Objectives: This study aimed to review the characteristics and outcomes of children with congenital heart disease requiring tracheostomy after cardiac surgery.
Methods: Medical records of 65 out of 2814 consecutive patients who required tracheostomy after congenital heart surgery between March 2018 and March 2023 were retrospectively reviewed. Outcomes such as hospital survival, long-term survival, and weaning from positive pressure ventilation were elucidated.
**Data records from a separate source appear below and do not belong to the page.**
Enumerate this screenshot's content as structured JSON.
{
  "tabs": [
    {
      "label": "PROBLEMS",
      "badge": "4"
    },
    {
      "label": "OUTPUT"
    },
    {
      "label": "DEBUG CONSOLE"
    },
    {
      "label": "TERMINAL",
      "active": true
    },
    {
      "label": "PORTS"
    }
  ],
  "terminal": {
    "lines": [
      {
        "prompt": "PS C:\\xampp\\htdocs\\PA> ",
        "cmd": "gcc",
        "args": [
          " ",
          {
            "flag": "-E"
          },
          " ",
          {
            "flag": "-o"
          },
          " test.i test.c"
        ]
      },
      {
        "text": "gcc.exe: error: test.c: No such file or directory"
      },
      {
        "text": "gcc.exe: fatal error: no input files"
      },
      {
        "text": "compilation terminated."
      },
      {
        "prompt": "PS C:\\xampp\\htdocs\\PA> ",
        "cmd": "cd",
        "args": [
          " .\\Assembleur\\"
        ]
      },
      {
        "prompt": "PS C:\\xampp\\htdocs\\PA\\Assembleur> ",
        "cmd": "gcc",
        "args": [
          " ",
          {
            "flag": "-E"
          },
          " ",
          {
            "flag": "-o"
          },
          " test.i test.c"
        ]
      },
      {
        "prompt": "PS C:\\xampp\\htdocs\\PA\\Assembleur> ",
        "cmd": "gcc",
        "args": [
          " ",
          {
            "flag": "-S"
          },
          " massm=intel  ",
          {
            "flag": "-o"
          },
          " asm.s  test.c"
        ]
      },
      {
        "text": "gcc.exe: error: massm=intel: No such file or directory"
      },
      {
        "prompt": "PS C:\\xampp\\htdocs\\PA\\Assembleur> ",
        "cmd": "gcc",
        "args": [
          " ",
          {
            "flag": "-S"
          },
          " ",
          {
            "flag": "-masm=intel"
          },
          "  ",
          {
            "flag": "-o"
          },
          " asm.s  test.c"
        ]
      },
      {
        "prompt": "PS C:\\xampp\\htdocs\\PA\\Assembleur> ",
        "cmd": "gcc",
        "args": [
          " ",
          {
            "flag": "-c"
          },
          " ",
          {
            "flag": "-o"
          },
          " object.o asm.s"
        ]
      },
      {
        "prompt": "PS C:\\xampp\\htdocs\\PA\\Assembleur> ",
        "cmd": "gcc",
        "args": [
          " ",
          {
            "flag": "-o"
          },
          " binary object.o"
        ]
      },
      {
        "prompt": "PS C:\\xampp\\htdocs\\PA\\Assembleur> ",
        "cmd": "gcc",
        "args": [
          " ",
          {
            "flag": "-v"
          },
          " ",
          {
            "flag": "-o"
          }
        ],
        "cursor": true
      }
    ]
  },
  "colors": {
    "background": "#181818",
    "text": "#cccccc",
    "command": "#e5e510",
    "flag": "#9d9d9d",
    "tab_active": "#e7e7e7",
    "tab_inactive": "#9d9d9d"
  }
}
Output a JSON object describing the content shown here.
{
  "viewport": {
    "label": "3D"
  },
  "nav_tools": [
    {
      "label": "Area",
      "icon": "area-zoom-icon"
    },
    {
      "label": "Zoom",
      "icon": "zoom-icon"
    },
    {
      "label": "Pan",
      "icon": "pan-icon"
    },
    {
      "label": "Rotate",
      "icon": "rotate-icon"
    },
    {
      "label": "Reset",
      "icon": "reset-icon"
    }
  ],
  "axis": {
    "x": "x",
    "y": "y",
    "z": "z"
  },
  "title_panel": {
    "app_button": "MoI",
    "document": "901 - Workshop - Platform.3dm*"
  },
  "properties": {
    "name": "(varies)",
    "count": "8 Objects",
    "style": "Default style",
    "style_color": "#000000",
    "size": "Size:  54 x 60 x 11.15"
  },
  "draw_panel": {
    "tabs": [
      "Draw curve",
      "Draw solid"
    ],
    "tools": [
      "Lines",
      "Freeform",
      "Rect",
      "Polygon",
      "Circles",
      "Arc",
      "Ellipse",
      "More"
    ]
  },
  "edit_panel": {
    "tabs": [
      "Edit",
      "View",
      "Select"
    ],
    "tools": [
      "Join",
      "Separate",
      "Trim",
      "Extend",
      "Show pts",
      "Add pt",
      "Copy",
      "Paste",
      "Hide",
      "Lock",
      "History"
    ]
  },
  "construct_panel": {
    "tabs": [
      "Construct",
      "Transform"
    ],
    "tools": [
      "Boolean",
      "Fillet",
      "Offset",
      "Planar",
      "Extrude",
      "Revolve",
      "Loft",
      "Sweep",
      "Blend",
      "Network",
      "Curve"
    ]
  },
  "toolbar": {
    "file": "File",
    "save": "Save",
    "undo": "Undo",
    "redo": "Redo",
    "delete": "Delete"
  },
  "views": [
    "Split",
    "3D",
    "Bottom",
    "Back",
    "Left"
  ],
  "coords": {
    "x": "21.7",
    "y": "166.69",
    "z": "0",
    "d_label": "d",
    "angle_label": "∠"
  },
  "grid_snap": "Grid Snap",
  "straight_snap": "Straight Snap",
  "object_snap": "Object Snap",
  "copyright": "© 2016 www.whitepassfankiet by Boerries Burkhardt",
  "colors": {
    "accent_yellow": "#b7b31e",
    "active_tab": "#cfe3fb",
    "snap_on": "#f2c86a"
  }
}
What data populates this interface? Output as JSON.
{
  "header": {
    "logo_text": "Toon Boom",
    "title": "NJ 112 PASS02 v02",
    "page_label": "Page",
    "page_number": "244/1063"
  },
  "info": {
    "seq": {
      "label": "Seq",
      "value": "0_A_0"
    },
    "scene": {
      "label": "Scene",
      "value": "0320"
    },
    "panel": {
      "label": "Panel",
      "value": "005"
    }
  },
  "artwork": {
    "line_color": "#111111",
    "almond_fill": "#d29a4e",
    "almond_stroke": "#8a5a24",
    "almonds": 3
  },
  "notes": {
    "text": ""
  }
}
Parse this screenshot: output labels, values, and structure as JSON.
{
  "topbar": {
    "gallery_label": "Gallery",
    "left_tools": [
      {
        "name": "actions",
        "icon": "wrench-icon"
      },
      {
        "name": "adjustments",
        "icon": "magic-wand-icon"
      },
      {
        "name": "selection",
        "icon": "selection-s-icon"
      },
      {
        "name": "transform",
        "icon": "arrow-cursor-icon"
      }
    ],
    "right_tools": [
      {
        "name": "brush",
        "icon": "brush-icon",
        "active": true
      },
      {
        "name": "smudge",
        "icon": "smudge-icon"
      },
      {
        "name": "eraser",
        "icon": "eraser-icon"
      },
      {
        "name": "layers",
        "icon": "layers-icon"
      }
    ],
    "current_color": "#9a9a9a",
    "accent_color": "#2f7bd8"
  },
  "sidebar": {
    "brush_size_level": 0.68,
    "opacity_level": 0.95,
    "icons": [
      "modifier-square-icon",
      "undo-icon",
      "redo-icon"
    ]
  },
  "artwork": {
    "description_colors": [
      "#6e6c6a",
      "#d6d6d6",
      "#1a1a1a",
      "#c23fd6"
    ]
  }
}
Results: During the 5-year period, a total of 65 of 2814 (2.3%) patients required tracheostomy in the pediatric intensive care unit after surgery. The median patient age was 5 (range, 0.6–24) months and the median weight was 4.3 kg (range, 3.3–11). A total of 23 (35.5%) patients demonstrated a single-ventricle physiology while 42 (64.5%) patients manifested with biventricle physiology. A total of 11 (16.9%) patients were syndromic, including Down syndrome in 6 patients, Di George syndrome in 3 patients, and Williams syndrome in 2 patients. In the whole cohort (65 patients), the mean time to tracheostomy from cardiac surgery was 30±16 days. In-hospital mortality was noted in 20 of the patients (30.8%) who underwent tracheostomy. Twenty-six patients (40%) were decannulated and discharged without a tracheostomy, and 14 patients (22%) were discharged with a tracheostomy cannula and home-type mechanical ventilator (HMV).
Conclusion: Tracheostomy is a viable option for pediatric patients with prolonged mechanical ventilation after heart surgery for congenital heart disease. It creates an opportunity to discharge patients on HMV, if repeated attempts of extubation and decannulation fail, albeit with potential risks.